Big data starts with the creation or ingestion of the data.  For many this creates the first question around where to put it, or store it and provide constant accessibility.   Since we know this data is already extreme in some of its characteristics, this may pose a challenge for the existing strategies.  Big data for many will mean experimentation with the data to uncover correlations that matter.  Big data is not the accessing of one record and filing it away.  It is about trends across millions of records, possibly over some period of time, to make discoveries.  That means bigger is better and that the data must be always accessible for the constantly changing needs of the data scientists and their desire for more data and data sources. 

Many of the big datasets are structured or semi-structured in nature.  Since this data has extreme characteristics like size, it often is beyond the capabilities of traditional databases and is offloaded into file systems that are then pushed to their limits or archived to tape.  In unstructured formats or in offline archives, the data is harder to access, slower to be analyzed, and often stripped of any schema.  Overcoming these challenges will require new thinking around traditional technologies and the implementation of new technologies.    

Today there are new database technologies that can be combined with scale-out storage platforms, which together can bring significant benefits.  These OLDR or Online Data Retention databases can scale to support these extreme ingestion rates and capacities, support SQL with ODBC and JDBC access, have built in automated information management features, have significant compression capabilities and are optimized for semi-structured and structured big data, resulting in significant footprint reduction and improved analytic performance and data access.  I’ve also found that these databases typically have very low management requirements.  Once they are setup, they don’t require tuning or further configuring.  With capabilities like these, these innovative technologies can serve as the tier-1 location for these big datasets with lots of benefits over traditional or temporary band aid strategies, and at a significantly reduced cost.
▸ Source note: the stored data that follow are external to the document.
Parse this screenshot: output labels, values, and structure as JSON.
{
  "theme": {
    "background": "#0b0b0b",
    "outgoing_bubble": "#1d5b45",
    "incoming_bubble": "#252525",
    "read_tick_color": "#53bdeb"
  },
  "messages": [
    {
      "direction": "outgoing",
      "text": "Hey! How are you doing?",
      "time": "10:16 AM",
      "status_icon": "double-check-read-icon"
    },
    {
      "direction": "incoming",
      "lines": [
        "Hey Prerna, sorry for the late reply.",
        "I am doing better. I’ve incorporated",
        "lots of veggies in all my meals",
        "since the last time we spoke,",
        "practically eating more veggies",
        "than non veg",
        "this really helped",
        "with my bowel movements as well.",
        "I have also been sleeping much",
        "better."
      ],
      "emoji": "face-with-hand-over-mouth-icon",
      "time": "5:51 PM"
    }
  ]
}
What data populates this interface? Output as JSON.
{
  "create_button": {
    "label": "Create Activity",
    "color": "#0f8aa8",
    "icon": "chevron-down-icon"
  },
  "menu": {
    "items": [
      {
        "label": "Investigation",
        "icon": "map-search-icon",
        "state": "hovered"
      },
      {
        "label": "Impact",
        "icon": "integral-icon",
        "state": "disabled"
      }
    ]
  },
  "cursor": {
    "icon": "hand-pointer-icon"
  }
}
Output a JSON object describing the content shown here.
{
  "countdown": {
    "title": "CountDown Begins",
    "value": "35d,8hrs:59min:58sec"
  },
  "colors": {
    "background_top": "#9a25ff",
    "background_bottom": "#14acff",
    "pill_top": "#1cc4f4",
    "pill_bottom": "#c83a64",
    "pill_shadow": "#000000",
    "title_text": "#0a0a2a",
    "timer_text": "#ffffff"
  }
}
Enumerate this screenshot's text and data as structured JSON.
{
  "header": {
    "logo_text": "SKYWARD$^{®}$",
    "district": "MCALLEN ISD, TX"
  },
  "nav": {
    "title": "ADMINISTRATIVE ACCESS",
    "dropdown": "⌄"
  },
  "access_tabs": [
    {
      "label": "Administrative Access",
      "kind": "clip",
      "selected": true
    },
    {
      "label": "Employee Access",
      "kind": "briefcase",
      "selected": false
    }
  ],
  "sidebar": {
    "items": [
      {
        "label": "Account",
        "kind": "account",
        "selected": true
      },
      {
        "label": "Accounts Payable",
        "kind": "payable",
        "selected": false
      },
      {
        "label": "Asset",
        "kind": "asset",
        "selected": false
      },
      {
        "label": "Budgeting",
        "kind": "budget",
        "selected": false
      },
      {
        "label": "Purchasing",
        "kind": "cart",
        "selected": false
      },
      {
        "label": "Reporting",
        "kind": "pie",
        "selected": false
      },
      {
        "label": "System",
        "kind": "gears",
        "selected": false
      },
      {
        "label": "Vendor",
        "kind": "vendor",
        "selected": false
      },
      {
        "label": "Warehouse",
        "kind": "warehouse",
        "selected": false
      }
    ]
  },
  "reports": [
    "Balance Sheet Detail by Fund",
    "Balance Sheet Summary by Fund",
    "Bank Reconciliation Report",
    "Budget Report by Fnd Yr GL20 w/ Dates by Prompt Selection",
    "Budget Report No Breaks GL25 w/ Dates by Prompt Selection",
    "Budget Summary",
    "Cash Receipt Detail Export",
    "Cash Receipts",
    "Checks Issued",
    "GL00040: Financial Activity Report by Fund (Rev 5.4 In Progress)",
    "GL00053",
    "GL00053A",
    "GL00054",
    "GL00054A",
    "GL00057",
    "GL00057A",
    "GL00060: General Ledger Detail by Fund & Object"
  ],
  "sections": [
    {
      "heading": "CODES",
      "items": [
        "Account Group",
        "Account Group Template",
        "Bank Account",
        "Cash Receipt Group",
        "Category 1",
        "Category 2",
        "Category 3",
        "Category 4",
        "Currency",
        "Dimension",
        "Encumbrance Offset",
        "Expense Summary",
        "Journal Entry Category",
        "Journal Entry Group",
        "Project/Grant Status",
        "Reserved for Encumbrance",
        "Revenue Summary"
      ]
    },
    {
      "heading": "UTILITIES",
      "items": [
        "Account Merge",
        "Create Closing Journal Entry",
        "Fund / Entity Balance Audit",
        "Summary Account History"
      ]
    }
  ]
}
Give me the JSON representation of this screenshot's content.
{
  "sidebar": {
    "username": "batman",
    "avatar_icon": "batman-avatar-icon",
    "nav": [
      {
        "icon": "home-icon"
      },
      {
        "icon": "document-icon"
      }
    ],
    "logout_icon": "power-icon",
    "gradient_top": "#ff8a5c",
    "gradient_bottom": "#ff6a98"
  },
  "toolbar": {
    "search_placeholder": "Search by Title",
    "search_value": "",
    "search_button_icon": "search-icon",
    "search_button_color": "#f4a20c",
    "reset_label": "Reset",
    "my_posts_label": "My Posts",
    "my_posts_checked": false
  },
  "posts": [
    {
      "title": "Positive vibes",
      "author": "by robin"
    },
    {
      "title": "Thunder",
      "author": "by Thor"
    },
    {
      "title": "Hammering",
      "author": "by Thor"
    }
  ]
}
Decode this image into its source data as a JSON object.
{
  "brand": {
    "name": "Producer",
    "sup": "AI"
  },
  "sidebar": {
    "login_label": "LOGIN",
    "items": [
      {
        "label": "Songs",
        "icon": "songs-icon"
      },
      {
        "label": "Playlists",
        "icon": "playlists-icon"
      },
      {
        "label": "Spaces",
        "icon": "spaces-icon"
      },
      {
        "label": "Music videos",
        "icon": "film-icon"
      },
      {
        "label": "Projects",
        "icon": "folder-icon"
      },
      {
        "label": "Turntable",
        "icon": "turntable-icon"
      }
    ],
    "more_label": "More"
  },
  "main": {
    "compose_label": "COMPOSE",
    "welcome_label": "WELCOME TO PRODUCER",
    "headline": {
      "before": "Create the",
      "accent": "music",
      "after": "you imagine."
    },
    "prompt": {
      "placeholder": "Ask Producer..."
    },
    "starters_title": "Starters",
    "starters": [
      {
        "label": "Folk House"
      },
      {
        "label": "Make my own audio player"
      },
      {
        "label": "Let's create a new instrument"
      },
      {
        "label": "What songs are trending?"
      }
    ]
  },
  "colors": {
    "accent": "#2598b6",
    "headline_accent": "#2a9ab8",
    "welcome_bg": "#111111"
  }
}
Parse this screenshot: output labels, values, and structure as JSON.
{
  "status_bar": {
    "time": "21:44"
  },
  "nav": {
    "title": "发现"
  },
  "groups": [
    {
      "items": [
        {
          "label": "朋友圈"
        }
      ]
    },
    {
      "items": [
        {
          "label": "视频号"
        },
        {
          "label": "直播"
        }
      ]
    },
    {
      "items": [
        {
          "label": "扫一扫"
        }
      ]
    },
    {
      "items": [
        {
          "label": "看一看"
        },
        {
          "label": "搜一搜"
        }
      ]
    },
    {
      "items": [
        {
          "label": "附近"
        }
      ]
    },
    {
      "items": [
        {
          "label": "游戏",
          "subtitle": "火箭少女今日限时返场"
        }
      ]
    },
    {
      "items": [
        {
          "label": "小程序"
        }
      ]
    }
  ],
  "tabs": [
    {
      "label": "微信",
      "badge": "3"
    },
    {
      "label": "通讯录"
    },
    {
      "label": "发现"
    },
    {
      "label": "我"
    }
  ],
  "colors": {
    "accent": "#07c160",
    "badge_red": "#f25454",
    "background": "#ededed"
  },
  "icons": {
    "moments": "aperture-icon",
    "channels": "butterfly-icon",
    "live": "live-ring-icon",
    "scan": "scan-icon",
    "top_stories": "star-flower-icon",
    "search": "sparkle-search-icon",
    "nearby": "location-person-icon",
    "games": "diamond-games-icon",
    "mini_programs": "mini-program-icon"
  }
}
For some it might take a hybrid approach that leverages their existing infrastructures and skill sets and compliments them with new solutions.  To meet this need, OLDR databases can be combined with existing data bases or data warehouses in a hybrid approach that can enable a tiered archive model that extends the scalability of an existing database of data warehouse while helping lower the costs of the entire system significantly.  For many this is a compelling solution, or a first step in a staged implementation approach of big data, big analytics, and big insights.

These kinds of systems and other big data technologies, here today and yet to come, will enable organizations to entertain their own goals around leveraging old and new data to uncover opportunities and differentiation.  The organizations that are slower to improve the storage, management and accessibility of their big datasets, may be left behind by their competitors who are already tackling these issues and becoming more efficient.

As we move to a smart and connected economy, the successful or unsuccessful transformation of bits to data, data to information, information to knowledge, and knowledge to wisdom, will determine the organizations who will be the winners over the next 10 years.